Mega-Trend #5: Practice Staffing
Each year it becomes more difficult to recruit well-trained staff with extensive knowledge of dental practices and how they operate. As in medical practices, where finding trained nurses has become increasingly difficult, dentists are facing major challenges trying to find trained allied-health personnel. As an example, I recently spoke to a new Levin Group client who practices in a rural area and has been advertising a hygienist position for nine months. Obviously, this has resulted in lost productivity and increased stress. Other trends now developing include a potential shortage of dentists and lab technicians.

Hospitals use an array of programs to attract nurses, though with limited success. As a result, they are forced to delegate critical responsibilities to less-experienced personnel. Some in the medical field believe that this significantly lowers the quality of care that patients receive. This same mega-trend is also applicable to dentistry. For regardless of how well clinical dentistry is performed, it does not exist in a vacuum. The staff also contributes to the overall quality of patient care and customer service. Therefore, the practice must have a strong, well-trained staff in order to succeed.

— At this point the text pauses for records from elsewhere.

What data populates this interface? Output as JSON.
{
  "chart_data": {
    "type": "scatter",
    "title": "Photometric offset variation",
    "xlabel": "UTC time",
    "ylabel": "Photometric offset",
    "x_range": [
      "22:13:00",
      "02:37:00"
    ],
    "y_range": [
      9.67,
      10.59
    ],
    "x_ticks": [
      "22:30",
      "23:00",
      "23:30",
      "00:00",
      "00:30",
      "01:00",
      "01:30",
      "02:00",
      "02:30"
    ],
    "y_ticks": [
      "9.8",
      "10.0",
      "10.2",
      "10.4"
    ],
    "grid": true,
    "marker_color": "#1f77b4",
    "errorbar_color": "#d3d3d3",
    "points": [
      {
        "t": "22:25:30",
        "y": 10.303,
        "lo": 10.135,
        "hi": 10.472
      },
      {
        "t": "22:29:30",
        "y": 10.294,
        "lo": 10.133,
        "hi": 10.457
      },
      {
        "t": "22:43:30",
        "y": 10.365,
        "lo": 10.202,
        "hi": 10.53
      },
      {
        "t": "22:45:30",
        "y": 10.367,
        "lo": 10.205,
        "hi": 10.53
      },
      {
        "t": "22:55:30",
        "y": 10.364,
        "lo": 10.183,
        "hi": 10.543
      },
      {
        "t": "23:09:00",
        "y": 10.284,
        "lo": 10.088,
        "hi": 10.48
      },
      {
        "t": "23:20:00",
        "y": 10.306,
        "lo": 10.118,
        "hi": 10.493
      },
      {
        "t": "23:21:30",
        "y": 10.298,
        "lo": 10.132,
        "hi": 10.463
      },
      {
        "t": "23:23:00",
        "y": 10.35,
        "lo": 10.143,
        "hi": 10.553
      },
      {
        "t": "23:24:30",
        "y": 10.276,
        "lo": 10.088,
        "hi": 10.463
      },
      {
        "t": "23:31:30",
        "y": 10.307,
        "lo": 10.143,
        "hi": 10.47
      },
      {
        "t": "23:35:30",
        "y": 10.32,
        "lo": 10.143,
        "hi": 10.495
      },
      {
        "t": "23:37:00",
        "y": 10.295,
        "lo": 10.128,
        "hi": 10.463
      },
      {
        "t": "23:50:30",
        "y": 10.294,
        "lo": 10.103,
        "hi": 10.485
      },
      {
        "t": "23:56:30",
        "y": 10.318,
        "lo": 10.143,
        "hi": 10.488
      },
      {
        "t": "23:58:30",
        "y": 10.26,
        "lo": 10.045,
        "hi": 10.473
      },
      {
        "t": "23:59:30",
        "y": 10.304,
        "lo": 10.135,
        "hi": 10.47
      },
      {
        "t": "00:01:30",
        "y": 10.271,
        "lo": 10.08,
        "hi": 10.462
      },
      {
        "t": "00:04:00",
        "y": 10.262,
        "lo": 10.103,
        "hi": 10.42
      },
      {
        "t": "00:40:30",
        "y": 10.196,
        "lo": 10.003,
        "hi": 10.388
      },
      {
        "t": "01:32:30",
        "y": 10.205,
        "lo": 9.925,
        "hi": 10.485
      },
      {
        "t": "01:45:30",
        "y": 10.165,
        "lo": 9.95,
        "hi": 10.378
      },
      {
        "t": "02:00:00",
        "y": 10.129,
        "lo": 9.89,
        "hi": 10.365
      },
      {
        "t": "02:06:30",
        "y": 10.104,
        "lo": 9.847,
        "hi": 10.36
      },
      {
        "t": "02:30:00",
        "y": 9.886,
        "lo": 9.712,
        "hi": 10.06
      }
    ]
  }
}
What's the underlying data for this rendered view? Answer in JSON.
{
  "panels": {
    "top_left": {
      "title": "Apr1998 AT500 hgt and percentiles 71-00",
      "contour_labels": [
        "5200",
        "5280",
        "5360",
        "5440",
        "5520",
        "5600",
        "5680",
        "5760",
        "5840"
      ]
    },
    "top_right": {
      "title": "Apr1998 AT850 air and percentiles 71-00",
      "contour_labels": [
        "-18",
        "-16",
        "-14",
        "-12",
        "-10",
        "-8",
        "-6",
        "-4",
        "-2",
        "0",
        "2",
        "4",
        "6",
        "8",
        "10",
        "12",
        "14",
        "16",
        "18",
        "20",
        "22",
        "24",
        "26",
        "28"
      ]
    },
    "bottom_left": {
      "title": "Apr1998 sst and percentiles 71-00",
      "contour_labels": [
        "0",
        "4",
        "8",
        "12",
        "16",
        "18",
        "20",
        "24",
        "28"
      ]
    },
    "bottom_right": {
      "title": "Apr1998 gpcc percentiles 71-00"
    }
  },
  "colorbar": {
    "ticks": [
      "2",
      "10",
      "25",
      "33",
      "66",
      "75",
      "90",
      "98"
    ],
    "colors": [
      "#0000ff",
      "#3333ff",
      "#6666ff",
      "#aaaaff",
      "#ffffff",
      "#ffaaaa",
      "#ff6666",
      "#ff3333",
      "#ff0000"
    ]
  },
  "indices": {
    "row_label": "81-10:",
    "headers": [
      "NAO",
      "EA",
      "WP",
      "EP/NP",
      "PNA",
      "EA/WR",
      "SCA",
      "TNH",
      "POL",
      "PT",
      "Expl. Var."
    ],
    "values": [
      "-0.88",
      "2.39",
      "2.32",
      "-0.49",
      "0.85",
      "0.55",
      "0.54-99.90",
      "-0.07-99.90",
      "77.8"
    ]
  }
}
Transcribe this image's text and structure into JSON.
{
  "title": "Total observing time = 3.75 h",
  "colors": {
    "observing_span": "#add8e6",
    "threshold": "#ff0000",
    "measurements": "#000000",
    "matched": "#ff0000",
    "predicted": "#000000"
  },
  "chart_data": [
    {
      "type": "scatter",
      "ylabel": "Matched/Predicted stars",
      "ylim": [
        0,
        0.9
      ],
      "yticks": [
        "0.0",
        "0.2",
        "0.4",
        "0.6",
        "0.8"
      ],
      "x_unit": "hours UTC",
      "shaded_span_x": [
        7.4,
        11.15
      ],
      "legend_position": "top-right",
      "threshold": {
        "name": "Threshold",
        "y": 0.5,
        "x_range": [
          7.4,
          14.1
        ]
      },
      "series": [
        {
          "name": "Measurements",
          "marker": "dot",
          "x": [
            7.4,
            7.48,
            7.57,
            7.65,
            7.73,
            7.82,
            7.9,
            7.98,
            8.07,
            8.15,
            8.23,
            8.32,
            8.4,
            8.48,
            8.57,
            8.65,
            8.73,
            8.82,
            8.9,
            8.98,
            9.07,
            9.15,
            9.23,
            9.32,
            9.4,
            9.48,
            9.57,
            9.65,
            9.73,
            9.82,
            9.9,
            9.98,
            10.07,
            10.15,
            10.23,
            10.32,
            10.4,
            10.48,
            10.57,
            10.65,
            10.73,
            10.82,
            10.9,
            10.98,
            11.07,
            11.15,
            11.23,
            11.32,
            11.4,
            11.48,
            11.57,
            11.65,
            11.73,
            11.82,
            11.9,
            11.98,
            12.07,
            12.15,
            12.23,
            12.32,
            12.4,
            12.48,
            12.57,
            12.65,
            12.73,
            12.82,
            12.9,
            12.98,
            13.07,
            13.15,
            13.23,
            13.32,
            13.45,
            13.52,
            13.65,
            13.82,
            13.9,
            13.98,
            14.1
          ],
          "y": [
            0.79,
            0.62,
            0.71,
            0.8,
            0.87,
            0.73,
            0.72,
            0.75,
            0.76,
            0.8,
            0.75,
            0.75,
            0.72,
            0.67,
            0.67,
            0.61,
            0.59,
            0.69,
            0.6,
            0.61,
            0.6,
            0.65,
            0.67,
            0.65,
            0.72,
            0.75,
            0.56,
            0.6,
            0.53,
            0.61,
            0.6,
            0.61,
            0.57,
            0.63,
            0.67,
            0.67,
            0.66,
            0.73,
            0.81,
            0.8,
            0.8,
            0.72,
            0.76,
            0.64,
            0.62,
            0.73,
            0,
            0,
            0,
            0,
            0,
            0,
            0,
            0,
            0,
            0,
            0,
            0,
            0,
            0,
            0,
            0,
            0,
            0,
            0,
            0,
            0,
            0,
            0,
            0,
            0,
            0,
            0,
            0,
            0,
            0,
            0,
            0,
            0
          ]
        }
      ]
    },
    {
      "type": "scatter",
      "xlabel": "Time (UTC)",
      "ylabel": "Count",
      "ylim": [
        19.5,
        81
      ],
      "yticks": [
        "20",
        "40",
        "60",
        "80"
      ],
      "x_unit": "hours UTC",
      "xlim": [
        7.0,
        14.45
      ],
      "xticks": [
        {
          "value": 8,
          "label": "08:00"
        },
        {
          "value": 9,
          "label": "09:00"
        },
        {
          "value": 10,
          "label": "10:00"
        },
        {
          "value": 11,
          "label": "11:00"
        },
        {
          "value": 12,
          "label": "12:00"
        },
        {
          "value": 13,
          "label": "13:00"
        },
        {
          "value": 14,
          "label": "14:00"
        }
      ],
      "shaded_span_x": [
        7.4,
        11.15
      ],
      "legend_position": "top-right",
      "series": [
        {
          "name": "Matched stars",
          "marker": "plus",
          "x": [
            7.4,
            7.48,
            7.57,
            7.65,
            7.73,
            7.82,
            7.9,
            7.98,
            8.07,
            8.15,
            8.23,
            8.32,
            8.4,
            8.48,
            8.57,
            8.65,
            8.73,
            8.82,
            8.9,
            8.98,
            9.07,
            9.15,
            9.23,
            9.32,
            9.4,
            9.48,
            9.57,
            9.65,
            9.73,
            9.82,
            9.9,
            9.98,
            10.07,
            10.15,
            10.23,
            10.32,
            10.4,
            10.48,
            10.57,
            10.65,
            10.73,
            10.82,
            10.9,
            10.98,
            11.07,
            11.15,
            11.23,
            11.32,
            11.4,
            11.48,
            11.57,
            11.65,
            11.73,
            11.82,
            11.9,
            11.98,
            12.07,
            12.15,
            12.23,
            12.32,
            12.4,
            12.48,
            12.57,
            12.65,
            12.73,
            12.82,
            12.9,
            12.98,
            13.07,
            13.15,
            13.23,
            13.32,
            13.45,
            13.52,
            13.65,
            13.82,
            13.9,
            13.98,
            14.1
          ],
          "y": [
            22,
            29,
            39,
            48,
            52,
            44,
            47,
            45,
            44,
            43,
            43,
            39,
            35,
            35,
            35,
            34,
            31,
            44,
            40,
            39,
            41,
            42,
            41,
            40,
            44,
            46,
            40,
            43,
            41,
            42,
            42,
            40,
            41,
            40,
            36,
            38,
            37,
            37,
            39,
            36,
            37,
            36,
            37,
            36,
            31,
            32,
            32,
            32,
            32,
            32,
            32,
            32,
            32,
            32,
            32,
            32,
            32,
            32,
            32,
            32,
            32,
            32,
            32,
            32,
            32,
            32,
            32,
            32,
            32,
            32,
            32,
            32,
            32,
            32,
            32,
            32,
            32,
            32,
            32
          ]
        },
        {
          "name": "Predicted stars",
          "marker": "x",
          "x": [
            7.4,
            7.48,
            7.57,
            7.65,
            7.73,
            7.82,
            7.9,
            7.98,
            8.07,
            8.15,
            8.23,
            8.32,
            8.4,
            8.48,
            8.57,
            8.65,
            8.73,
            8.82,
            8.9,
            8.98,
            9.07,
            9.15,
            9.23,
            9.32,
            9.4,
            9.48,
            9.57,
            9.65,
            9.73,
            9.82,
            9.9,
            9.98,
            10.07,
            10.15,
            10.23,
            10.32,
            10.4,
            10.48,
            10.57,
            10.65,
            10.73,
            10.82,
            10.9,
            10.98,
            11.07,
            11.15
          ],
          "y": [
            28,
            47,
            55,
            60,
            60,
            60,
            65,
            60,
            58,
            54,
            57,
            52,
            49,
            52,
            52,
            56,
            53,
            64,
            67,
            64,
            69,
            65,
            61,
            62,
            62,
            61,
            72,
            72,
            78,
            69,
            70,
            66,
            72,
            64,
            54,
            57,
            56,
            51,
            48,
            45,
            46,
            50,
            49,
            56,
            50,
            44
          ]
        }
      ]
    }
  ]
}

Levin Group data show that this mega-trend can have a particularly distressing effect on a practice. Over the next five years, 70 percent of staff members will have a three-year turnover rate. Considering the loss in productivity from every staff member who leaves (productivity lost from the position being vacated, plus productivity lost while a new hire is being trained), it is entirely possible that dentists will lose $500,000 to $1 million worth of productivity during their careers simply because of accelerated staff turnover. This cost cannot be reduced to zero. However, the implementation of documented business systems covering every operating system of the practice and the cross-training of team members can reduce training time and lower these production losses by 50 percent.

While there are many other mega-trends in dentistry today, the five discussed above require the practicing dentist’s greatest attention. These five trends will continue to develop and reshape themselves in the years to come. A concentrated focus on them now will determine whether their effect on a practice is positive or negative.